Donnerstag, 31. Januar 2013, 16:49 Uhr
 

Hamburg (Reuters) - Karl-Thomas Neumann übernimmt einen der schwierigsten Jobs in der Autobranche: Der ehemalige VW-Manager soll ab dem 1. März den kriselnden Hersteller Opel in die Gewinnzone führen.

Der Aufsichtsrat der General-Motors-Tochter berief den 51-Jährigen am Donnerstag zum neuen Vorstandschef. Nichts weniger als einen der "erfolgreichsten Turnarounds in der europäischen Automobilgeschichte" erwarten der Chef des Mutterkonzerns, Dan Akerson, und Opel-Aufsichtsratschef Stephen Girsky von Neumann. "Opel/Vauxhall spielt eine Schlüsselrolle für den weltweiten Erfolg von General Motors", erklärte Akerson.

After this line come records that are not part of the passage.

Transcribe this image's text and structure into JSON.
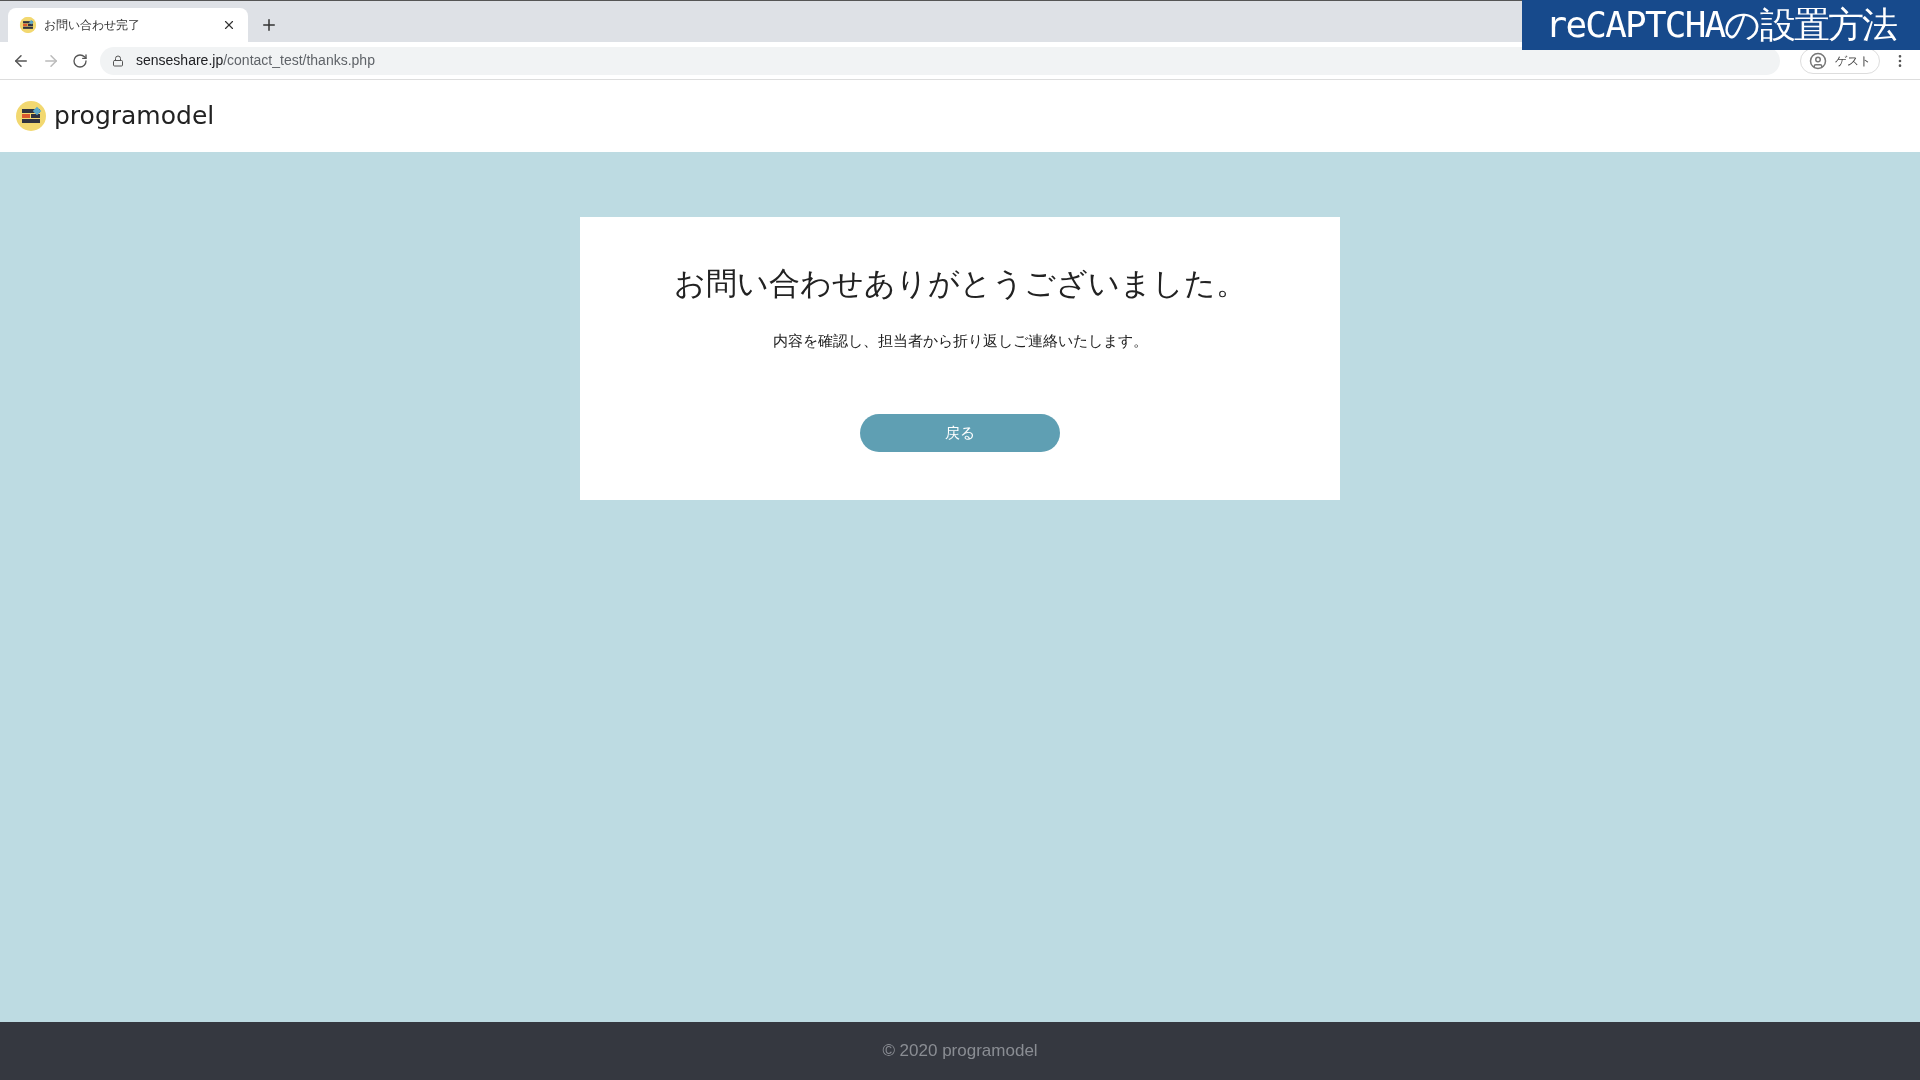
{
  "browser": {
    "tabs": [
      {
        "title": "お問い合わせ完了",
        "selected": true
      }
    ],
    "url_host": "senseshare.jp",
    "url_path": "/contact_test/thanks.php",
    "profile": "ゲスト"
  },
  "overlay_banner": "reCAPTCHAの設置方法",
  "site": {
    "logo_text": "programodel"
  },
  "card": {
    "heading": "お問い合わせありがとうございました。",
    "message": "内容を確認し、担当者から折り返しご連絡いたします。",
    "button": "戻る"
  },
  "footer": "© 2020 programodel"
}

Der neue Opel-Lenker kennt die Autobranche wie seine Westentasche. Er war zuvor Chef des Zulieferers Conti und Manager bei Europas Marktführer Volkswagen. Auch über Europa hinaus soll Neumann bei GM Akzente setzen: "Er wird eine Schlüsselrolle in der weltweiten Führung von GM spielen", erklärte der Konzern am Donnerstag.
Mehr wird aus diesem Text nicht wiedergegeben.